Dias Julie-Alexia, Chen Tony, Xing Hua, Wang Xiaoyu, Rodriguez Alex A, Madduri Ravi K, Kraft Peter, Zhang Haoyu
Department of Biostatistics, Harvard T.H. Chan School of Public Health, Boston, MA, USA.
Division of Cancer Epidemiology & Genetics, National Cancer Institute, National Instituters of Health, Bethesda, MD, USA.
medRxiv. 2025 Mar 12:2025.03.11.25323772. doi: 10.1101/2025.03.11.25323772.

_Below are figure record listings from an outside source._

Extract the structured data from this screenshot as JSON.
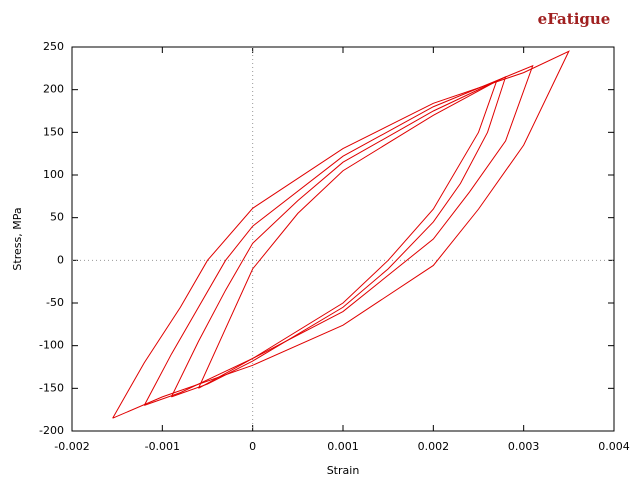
{
  "chart_data": {
    "type": "line",
    "logo": "eFatigue",
    "xlabel": "Strain",
    "ylabel": "Stress, MPa",
    "xlim": [
      -0.002,
      0.004
    ],
    "xticks": [
      -0.002,
      -0.001,
      0,
      0.001,
      0.002,
      0.003,
      0.004
    ],
    "ylim": [
      -200,
      250
    ],
    "yticks": [
      -200,
      -150,
      -100,
      -50,
      0,
      50,
      100,
      150,
      200,
      250
    ],
    "zero_axes": true,
    "color": "#e00000",
    "series": [
      {
        "x": [
          -0.00155,
          -0.0012,
          -0.0008,
          -0.0005,
          0,
          0.001,
          0.002,
          0.003,
          0.0035,
          0.003,
          0.0025,
          0.002,
          0.001,
          0,
          -0.001,
          -0.00155
        ],
        "values": [
          -185,
          -120,
          -55,
          0,
          61,
          131,
          184,
          220,
          245,
          135,
          60,
          -6,
          -76,
          -123,
          -160,
          -185
        ]
      },
      {
        "x": [
          -0.0012,
          -0.0009,
          -0.0006,
          -0.0003,
          0,
          0.001,
          0.002,
          0.0031,
          0.0028,
          0.0024,
          0.002,
          0.001,
          0,
          -0.0008,
          -0.0012
        ],
        "values": [
          -170,
          -110,
          -55,
          0,
          40,
          122,
          180,
          228,
          140,
          80,
          25,
          -60,
          -115,
          -155,
          -170
        ]
      },
      {
        "x": [
          -0.0009,
          -0.0006,
          -0.0003,
          0,
          0.0005,
          0.001,
          0.002,
          0.0028,
          0.0026,
          0.0023,
          0.002,
          0.0015,
          0.001,
          0,
          -0.0005,
          -0.0009
        ],
        "values": [
          -160,
          -95,
          -35,
          20,
          70,
          115,
          175,
          215,
          150,
          90,
          45,
          -10,
          -55,
          -118,
          -145,
          -160
        ]
      },
      {
        "x": [
          -0.0006,
          -0.0003,
          0,
          0.0005,
          0.001,
          0.002,
          0.0027,
          0.0025,
          0.002,
          0.0015,
          0.001,
          0,
          -0.0006
        ],
        "values": [
          -150,
          -80,
          -10,
          55,
          105,
          170,
          210,
          150,
          60,
          0,
          -50,
          -115,
          -150
        ]
      }
    ]
  }
}
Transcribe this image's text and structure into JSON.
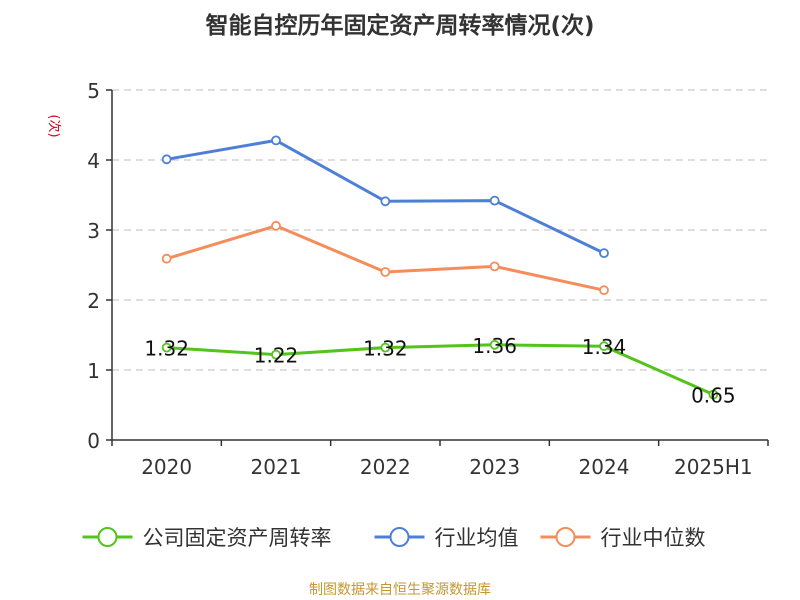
{
  "chart_data": {
    "type": "line",
    "title": "智能自控历年固定资产周转率情况(次)",
    "ylabel": "(次)",
    "xlabel": "",
    "categories": [
      "2020",
      "2021",
      "2022",
      "2023",
      "2024",
      "2025H1"
    ],
    "y_ticks": [
      "0",
      "1",
      "2",
      "3",
      "4",
      "5"
    ],
    "ylim": [
      0,
      5
    ],
    "grid": true,
    "legend_position": "bottom",
    "series": [
      {
        "name": "公司固定资产周转率",
        "color": "#52c41a",
        "values": [
          1.32,
          1.22,
          1.32,
          1.36,
          1.34,
          0.65
        ],
        "labels": [
          "1.32",
          "1.22",
          "1.32",
          "1.36",
          "1.34",
          "0.65"
        ]
      },
      {
        "name": "行业均值",
        "color": "#4e7fd8",
        "values": [
          4.01,
          4.28,
          3.41,
          3.42,
          2.67,
          null
        ],
        "labels": []
      },
      {
        "name": "行业中位数",
        "color": "#f58c5b",
        "values": [
          2.59,
          3.06,
          2.4,
          2.48,
          2.14,
          null
        ],
        "labels": []
      }
    ]
  },
  "source": "制图数据来自恒生聚源数据库",
  "colors": {
    "axis": "#333333",
    "grid": "#cccccc",
    "ylabel": "#d0021b",
    "source": "#c8962e"
  }
}
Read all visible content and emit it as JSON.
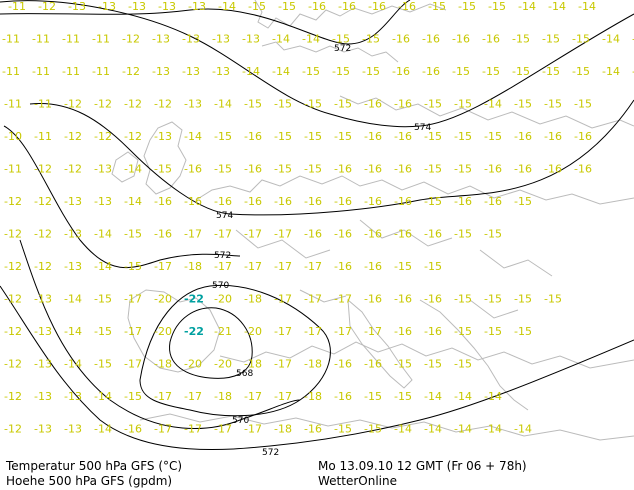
{
  "colors": {
    "temperature_label": "#c8c800",
    "temperature_min": "#00a0a0",
    "height_contour": "#000000",
    "coastline": "#bbbbbb"
  },
  "footer": {
    "line1_left": "Temperatur 500 hPa GFS (°C)",
    "line2_left": "Hoehe 500 hPa GFS (gpdm)",
    "line1_right": "Mo 13.09.10 12 GMT (Fr 06 + 78h)",
    "line2_right": "WetterOnline"
  },
  "height_contours": [
    {
      "value": "572",
      "label_at": "top"
    },
    {
      "value": "574",
      "label_at": "upper"
    },
    {
      "value": "574",
      "label_at": "middle"
    },
    {
      "value": "572",
      "label_at": "middle"
    },
    {
      "value": "570",
      "label_at": "ring"
    },
    {
      "value": "568",
      "label_at": "center"
    },
    {
      "value": "570",
      "label_at": "bottom"
    },
    {
      "value": "572",
      "label_at": "bottom"
    }
  ],
  "temperature_rows": [
    [
      "-11",
      "-12",
      "-13",
      "-13",
      "-13",
      "-13",
      "-13",
      "-14",
      "-15",
      "-15",
      "-16",
      "-16",
      "-16",
      "-16",
      "-15",
      "-15",
      "-15",
      "-14",
      "-14",
      "-14"
    ],
    [
      "-11",
      "-11",
      "-11",
      "-11",
      "-12",
      "-13",
      "-13",
      "-13",
      "-13",
      "-14",
      "-14",
      "-15",
      "-15",
      "-16",
      "-16",
      "-16",
      "-16",
      "-15",
      "-15",
      "-15",
      "-14",
      "-14"
    ],
    [
      "-11",
      "-11",
      "-11",
      "-11",
      "-12",
      "-13",
      "-13",
      "-13",
      "-14",
      "-14",
      "-15",
      "-15",
      "-15",
      "-16",
      "-16",
      "-15",
      "-15",
      "-15",
      "-15",
      "-15",
      "-14",
      "-14"
    ],
    [
      "-11",
      "-11",
      "-12",
      "-12",
      "-12",
      "-12",
      "-13",
      "-14",
      "-15",
      "-15",
      "-15",
      "-15",
      "-16",
      "-16",
      "-15",
      "-15",
      "-14",
      "-15",
      "-15",
      "-15"
    ],
    [
      "-10",
      "-11",
      "-12",
      "-12",
      "-12",
      "-13",
      "-14",
      "-15",
      "-16",
      "-15",
      "-15",
      "-15",
      "-16",
      "-16",
      "-15",
      "-15",
      "-15",
      "-16",
      "-16",
      "-16"
    ],
    [
      "-11",
      "-12",
      "-12",
      "-13",
      "-14",
      "-15",
      "-16",
      "-15",
      "-16",
      "-15",
      "-15",
      "-16",
      "-16",
      "-16",
      "-15",
      "-15",
      "-16",
      "-16",
      "-16",
      "-16"
    ],
    [
      "-12",
      "-12",
      "-13",
      "-13",
      "-14",
      "-16",
      "-16",
      "-16",
      "-16",
      "-16",
      "-16",
      "-16",
      "-16",
      "-16",
      "-15",
      "-16",
      "-16",
      "-15"
    ],
    [
      "-12",
      "-12",
      "-13",
      "-14",
      "-15",
      "-16",
      "-17",
      "-17",
      "-17",
      "-17",
      "-16",
      "-16",
      "-16",
      "-16",
      "-16",
      "-15",
      "-15"
    ],
    [
      "-12",
      "-12",
      "-13",
      "-14",
      "-15",
      "-17",
      "-18",
      "-17",
      "-17",
      "-17",
      "-17",
      "-16",
      "-16",
      "-15",
      "-15"
    ],
    [
      "-12",
      "-13",
      "-14",
      "-15",
      "-17",
      "-20",
      "-22",
      "-20",
      "-18",
      "-17",
      "-17",
      "-17",
      "-16",
      "-16",
      "-16",
      "-15",
      "-15",
      "-15",
      "-15"
    ],
    [
      "-12",
      "-13",
      "-14",
      "-15",
      "-17",
      "-20",
      "-22",
      "-21",
      "-20",
      "-17",
      "-17",
      "-17",
      "-17",
      "-16",
      "-16",
      "-15",
      "-15",
      "-15"
    ],
    [
      "-12",
      "-13",
      "-14",
      "-15",
      "-17",
      "-18",
      "-20",
      "-20",
      "-18",
      "-17",
      "-18",
      "-16",
      "-16",
      "-15",
      "-15",
      "-15"
    ],
    [
      "-12",
      "-13",
      "-13",
      "-14",
      "-15",
      "-17",
      "-17",
      "-18",
      "-17",
      "-17",
      "-18",
      "-16",
      "-15",
      "-15",
      "-14",
      "-14",
      "-14"
    ],
    [
      "-12",
      "-13",
      "-13",
      "-14",
      "-16",
      "-17",
      "-17",
      "-17",
      "-17",
      "-18",
      "-16",
      "-15",
      "-15",
      "-14",
      "-14",
      "-14",
      "-14",
      "-14"
    ]
  ],
  "temperature_minimum_value": "-22"
}
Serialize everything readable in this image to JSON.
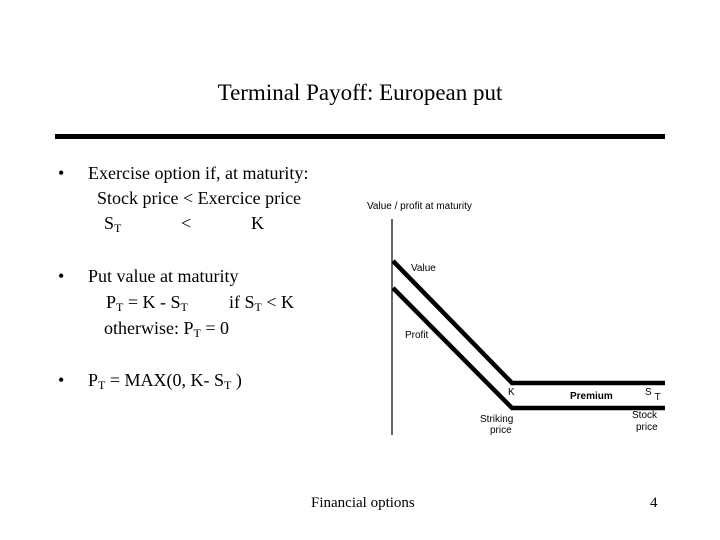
{
  "title": "Terminal Payoff: European put",
  "bullets": [
    {
      "marker": "•",
      "line1": "Exercise option if, at maturity:",
      "line2": "Stock price < Exercice price",
      "line3": {
        "s": "S",
        "s_sub": "T",
        "lt": "<",
        "k": "K"
      }
    },
    {
      "marker": "•",
      "line1": "Put value at maturity",
      "line2": {
        "p": "P",
        "p_sub": "T",
        "eq": " = K -  S",
        "s_sub": "T",
        "if": "if S",
        "if_sub": "T",
        "tail": " < K"
      },
      "line3": {
        "text": "otherwise: P",
        "sub": "T",
        "tail": " = 0"
      }
    },
    {
      "marker": "•",
      "line1": {
        "p": "P",
        "p_sub": "T",
        "mid": " = MAX(0, K- S",
        "s_sub": "T",
        "tail": " )"
      }
    }
  ],
  "diagram": {
    "ylabel": "Value / profit at maturity",
    "value_label": "Value",
    "profit_label": "Profit",
    "k_label": "K",
    "premium_label": "Premium",
    "st_label": "S",
    "st_sub": "T",
    "striking_label_1": "Striking",
    "striking_label_2": "price",
    "stock_label_1": "Stock",
    "stock_label_2": "price"
  },
  "footer": {
    "center": "Financial options",
    "page": "4"
  }
}
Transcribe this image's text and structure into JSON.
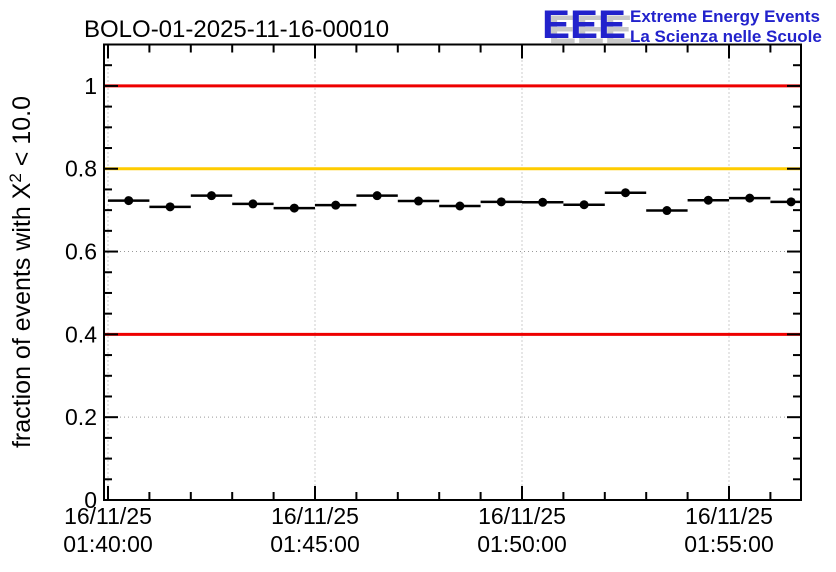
{
  "header": {
    "title": "BOLO-01-2025-11-16-00010",
    "logo": {
      "acronym": "EEE",
      "line1": "Extreme Energy Events",
      "line2": "La Scienza nelle Scuole",
      "text_color": "#2222cc",
      "shadow_color": "#c8c8c8"
    }
  },
  "chart_data": {
    "type": "scatter",
    "title": "BOLO-01-2025-11-16-00010",
    "xlabel": "",
    "ylabel": "fraction of events with X^2 < 10.0",
    "ylabel_parts": {
      "pre": "fraction of events with X",
      "sup": "2",
      "post": " < 10.0"
    },
    "ylim": [
      0,
      1.1
    ],
    "y_major_ticks": [
      0,
      0.2,
      0.4,
      0.6,
      0.8,
      1.0
    ],
    "y_tick_labels": [
      "0",
      "0.2",
      "0.4",
      "0.6",
      "0.8",
      "1"
    ],
    "y_minor_step": 0.05,
    "x_axis": {
      "unit": "time",
      "range_seconds": [
        -6,
        1004
      ],
      "minor_step_seconds": 60,
      "major_ticks": [
        {
          "seconds": 0,
          "line1": "16/11/25",
          "line2": "01:40:00"
        },
        {
          "seconds": 300,
          "line1": "16/11/25",
          "line2": "01:45:00"
        },
        {
          "seconds": 600,
          "line1": "16/11/25",
          "line2": "01:50:00"
        },
        {
          "seconds": 900,
          "line1": "16/11/25",
          "line2": "01:55:00"
        }
      ]
    },
    "grid": true,
    "legend": false,
    "bin_width_seconds": 60,
    "marker": "filled-circle",
    "marker_color": "#000000",
    "series": [
      {
        "name": "fraction of events with chi2 < 10",
        "points": [
          {
            "t_seconds": 30,
            "time": "01:40:30",
            "y": 0.723
          },
          {
            "t_seconds": 90,
            "time": "01:41:30",
            "y": 0.708
          },
          {
            "t_seconds": 150,
            "time": "01:42:30",
            "y": 0.735
          },
          {
            "t_seconds": 210,
            "time": "01:43:30",
            "y": 0.715
          },
          {
            "t_seconds": 270,
            "time": "01:44:30",
            "y": 0.705
          },
          {
            "t_seconds": 330,
            "time": "01:45:30",
            "y": 0.712
          },
          {
            "t_seconds": 390,
            "time": "01:46:30",
            "y": 0.735
          },
          {
            "t_seconds": 450,
            "time": "01:47:30",
            "y": 0.722
          },
          {
            "t_seconds": 510,
            "time": "01:48:30",
            "y": 0.71
          },
          {
            "t_seconds": 570,
            "time": "01:49:30",
            "y": 0.72
          },
          {
            "t_seconds": 630,
            "time": "01:50:30",
            "y": 0.719
          },
          {
            "t_seconds": 690,
            "time": "01:51:30",
            "y": 0.713
          },
          {
            "t_seconds": 750,
            "time": "01:52:30",
            "y": 0.742
          },
          {
            "t_seconds": 810,
            "time": "01:53:30",
            "y": 0.699
          },
          {
            "t_seconds": 870,
            "time": "01:54:30",
            "y": 0.724
          },
          {
            "t_seconds": 930,
            "time": "01:55:30",
            "y": 0.729
          },
          {
            "t_seconds": 990,
            "time": "01:56:30",
            "y": 0.72
          }
        ]
      }
    ],
    "reference_lines": [
      {
        "y": 1.0,
        "color": "#ee0000"
      },
      {
        "y": 0.8,
        "color": "#ffcc00"
      },
      {
        "y": 0.4,
        "color": "#ee0000"
      }
    ],
    "colors": {
      "axis": "#000000",
      "grid": "#999999",
      "marker": "#000000"
    }
  }
}
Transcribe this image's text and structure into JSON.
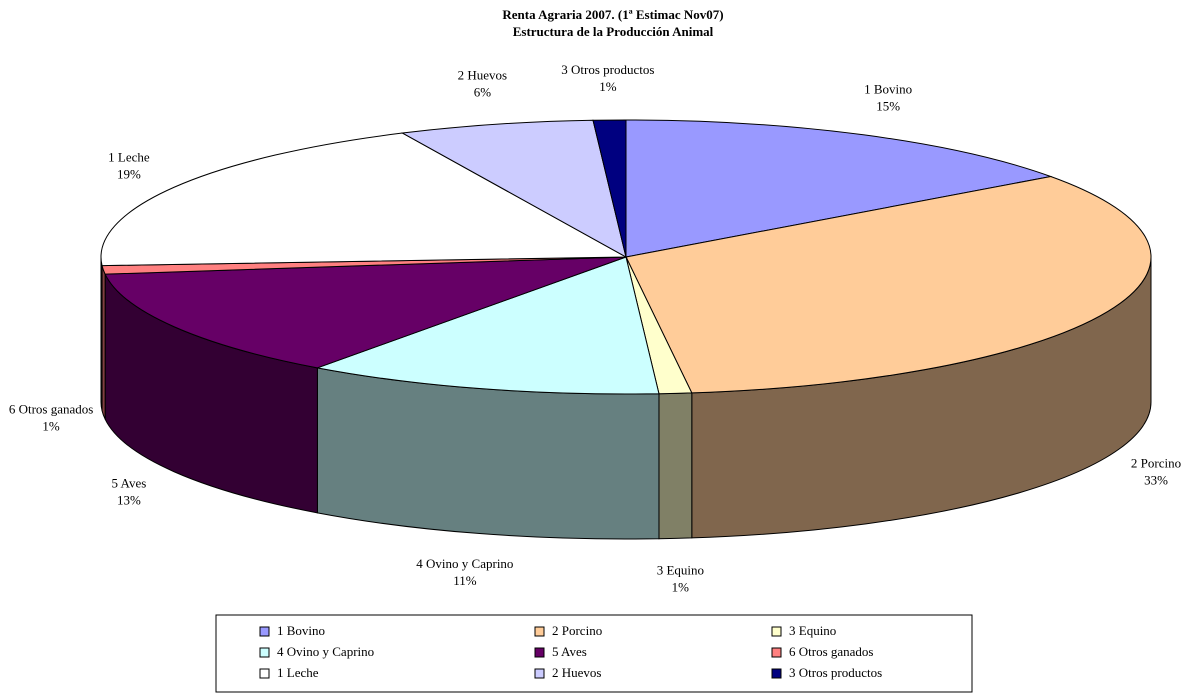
{
  "chart_data": {
    "type": "pie3d",
    "title": "Renta Agraria 2007. (1ª Estimac Nov07)",
    "subtitle": "Estructura de la Producción Animal",
    "categories": [
      "1  Bovino",
      "2  Porcino",
      "3  Equino",
      "4  Ovino y Caprino",
      "5  Aves",
      "6  Otros ganados",
      "1  Leche",
      "2  Huevos",
      "3  Otros productos"
    ],
    "values": [
      15,
      33,
      1,
      11,
      13,
      1,
      19,
      6,
      1
    ],
    "value_labels": [
      "15%",
      "33%",
      "1%",
      "11%",
      "13%",
      "1%",
      "19%",
      "6%",
      "1%"
    ],
    "colors": [
      "#9999ff",
      "#ffcc99",
      "#ffffcc",
      "#ccffff",
      "#660066",
      "#ff8080",
      "#ffffff",
      "#ccccff",
      "#000080"
    ],
    "legend": "bottom"
  }
}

The increasing availability of diverse biobanks has enabled multi-ancestry genome-wide association studies (GWAS), enhancing the discovery of genetic variants across traits and diseases. However, the choice of an optimal method remains debated due to challenges in statistical power differences across ancestral groups and approaches to account for population structure. Two primary strategies exist: (1) Pooled analysis, which combines individuals from all genetic backgrounds into a single dataset while adjusting for population stratification using principal components, increasing the sample size and statistical power but requiring careful control of population stratification. (2) Meta-analysis, which performs ancestry-group-specific GWAS and subsequently combines summary statistics, potentially capturing fine-scale population structure, but facing limitations in handling admixed individuals. Using large-scale simulations with varying sample sizes and ancestry compositions, we compare these methods alongside real data analyses of eight continuous and five binary traits from the UK Biobank ( ) and All of Us Research Program ( ). Our results demonstrate that pooled analysis generally exhibits better statistical power while effectively adjusting for population stratification. We further present a theoretical framework linking power differences to allele frequency variations across populations. These findings, validated across both biobanks, highlight pooled analysis as a robust and scalable strategy for multi-ancestry GWAS, improving genetic discovery while maintaining rigorous population structure control.
越来越多不同的生物样本库使得多祖先全基因组关联研究(GWAS)成为可能,增强了对跨性状和疾病的遗传变异的发现。然而,由于不同祖先群体在统计效力差异以及考虑群体结构的方法方面存在挑战,最优方法的选择仍存在争议。存在两种主要策略:(1)合并分析,即将来自所有遗传背景的个体合并到一个数据集中,同时使用主成分调整群体分层,增加样本量和统计效力,但需要仔细控制群体分层。(2)荟萃分析,即进行特定祖先群体的GWAS,随后合并汇总统计数据,可能捕捉到精细的群体结构,但在处理混合个体方面存在局限性。通过使用具有不同样本量和祖先组成的大规模模拟,我们将这些方法与英国生物样本库( )和“我们所有人”研究计划( )中八个连续性状和五个二元性状的实际数据分析进行了比较。我们的结果表明,合并分析通常具有更好的统计效力,同时能有效调整群体分层。我们进一步提出了一个理论框架,将效力差异与不同群体间的等位基因频率变化联系起来。这些在两个生物样本库中均得到验证的发现,突出了合并分析作为多祖先GWAS的一种稳健且可扩展的策略,在保持严格的群体结构控制的同时改善了遗传发现。